The pound crashed to a two-year low and shares tumbled amid mounting fears sky-high inflation will tip Britain into recession.
As bleak figures showed the economy contracted in March – before a sharp rise in energy bills and taxes in April – sterling fell as low as $1.2166.
That was the lowest level since May 2020, during the depths of the first Covid lockdown.
Market panic: Sterling fell as low as $1.2166 and the FTSE 100 was down 1.6% as £30bn was wiped off the value of the blue-chip index
Shares were also on the slide, with the FTSE 100 down 1.6 per cent, or 114.32 points, to 7233.34 as £30billion was wiped off the value of the blue-chip index.
Panic also tore through crypto-currency markets as soaring inflation, rising interest rates and the war in Ukraine cast a shadow over the global economy.
Victoria Scholar, head of investment at Interactive Investor, added: ‘March’s monthly data provides the first indication of economic contraction in the UK, raising concerns that a recession is looming.’
The Office for National Statistics said output fell 0.1 per cent in March.
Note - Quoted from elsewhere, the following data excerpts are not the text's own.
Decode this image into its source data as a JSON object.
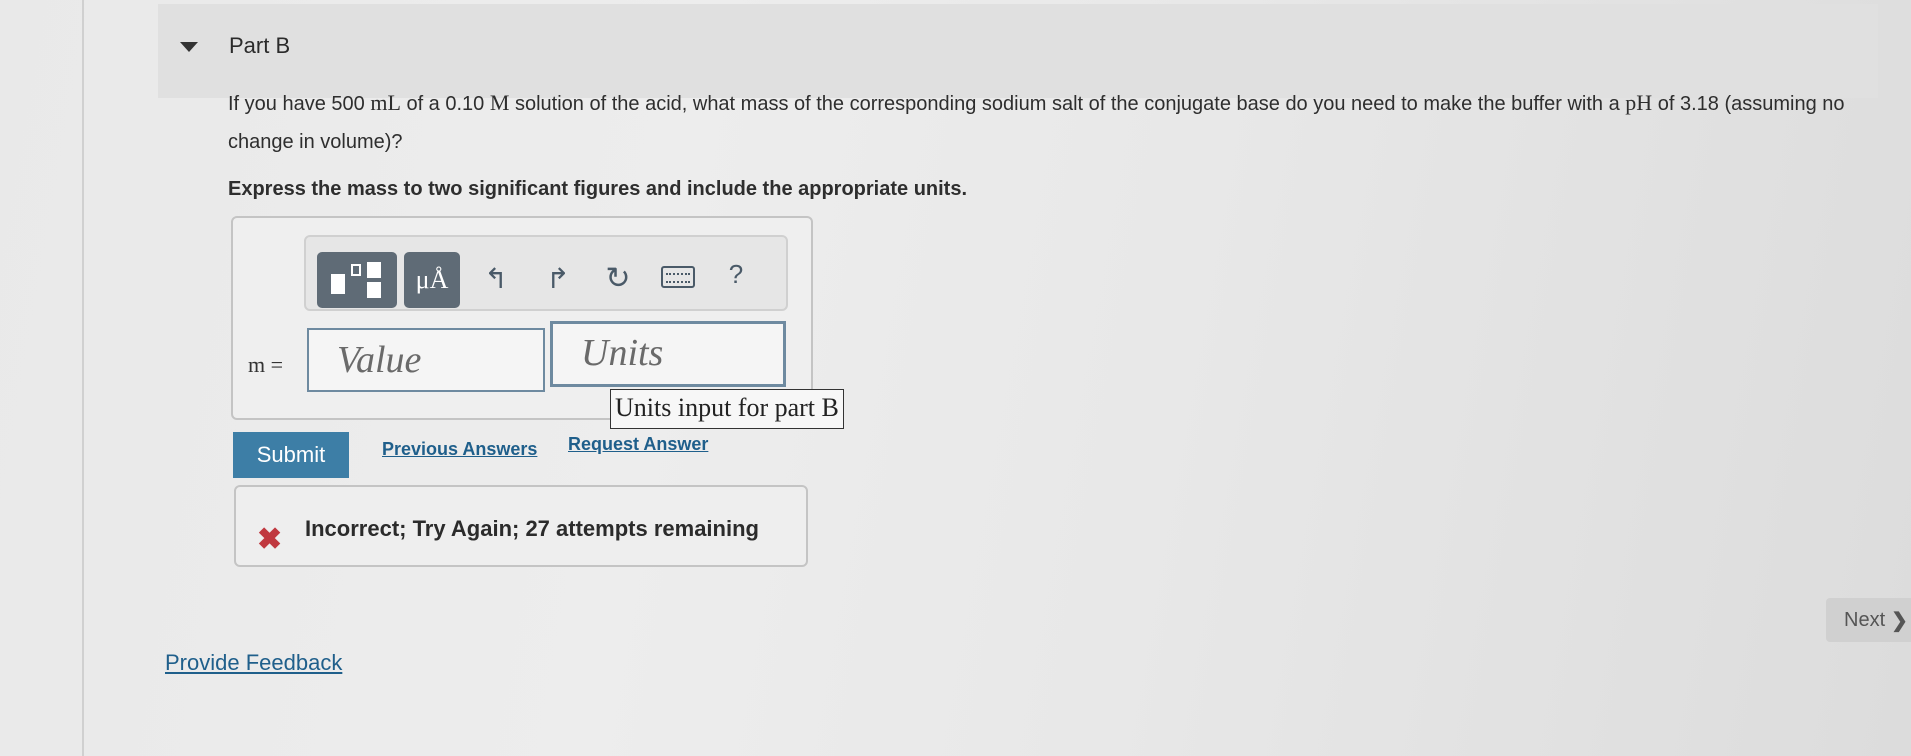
{
  "part": {
    "title": "Part B"
  },
  "question": {
    "t1": "If you have 500 ",
    "m1": "mL",
    "t2": " of a 0.10 ",
    "m2": "M",
    "t3": " solution of the acid, what mass of the corresponding sodium salt of the conjugate base do you need to make the buffer with a ",
    "m3": "pH",
    "t4": " of 3.18 (assuming no change in volume)?",
    "instruction": "Express the mass to two significant figures and include the appropriate units."
  },
  "toolbar": {
    "units_label": "μÅ",
    "undo_symbol": "↰",
    "redo_symbol": "↱",
    "reset_symbol": "↻",
    "help_label": "?",
    "icons": [
      "templates-icon",
      "units-icon",
      "undo-icon",
      "redo-icon",
      "reset-icon",
      "keyboard-icon",
      "help-icon"
    ]
  },
  "answer": {
    "variable_label": "m =",
    "value_placeholder": "Value",
    "units_placeholder": "Units",
    "units_tooltip": "Units input for part B"
  },
  "actions": {
    "submit_label": "Submit",
    "previous_answers_label": "Previous Answers",
    "request_answer_label": "Request Answer"
  },
  "feedback": {
    "icon": "x-icon",
    "message": "Incorrect; Try Again; 27 attempts remaining",
    "color": "#c0383f"
  },
  "navigation": {
    "next_label": "Next",
    "next_chevron": "❯"
  },
  "footer": {
    "provide_feedback_label": "Provide Feedback"
  },
  "colors": {
    "accent": "#3d7ea6",
    "link": "#1f5f8b",
    "toolbar_dark": "#5f6b76"
  }
}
That brought growth for the first quarter of 2022 to just 0.8 per cent, missing expectations of 1 per cent and propped up by January’s performance.
Despite the slump, a senior Bank of England official warned that interest rates will have to rise further to bring inflation back under control.
The Bank has already raised rates to a 13-year high of 1per cent. But with inflation set to top 10 per cent – five times the 2 per cent target – deputy governor Dave Ramsden said: ‘I don’t think we’ve gone far enough yet.’
It is feared, however, that higher borrowing costs will further slow a fragile economy already reeling from an inflation shock.
Mortgage holders and other borrowers already feeling the squeeze from rising prices will also see the cost of their debt jump.
Analysts warned of worse to come following a sharp rise in energy bills in April and Chancellor Rishi Sunak’s hike in National Insurance.
Ed Monk, at investment management group Fidelity International, said: ‘Ihe UK faces a serious fight to avoid recession this year.’
The Bank of England has been hiking rates since last December, in an effort to cool red-hot inflation.
In theory, higher rates should help keep a lid on prices by encouraging households to save rather than spend. But they also have the effect of dampening activity, threatening to throw the Covid recovery into reverse.
The Bank has been trying to toe a fine line, hoping to keep inflation under control without slowing the economy down too much.
But with inflation expected to hit 40-year highs, it has been spurred into more drastic action.
Charles Goodhart, a former member of the rate-setting Monetary Policy Committee (MPC), told Parliament’s Treasury committee this week that officials would probably have to lift rates at each meeting in the immediate future.
He admitted that this would be likely to push the economy into a recession, but that getting inflation under control was key.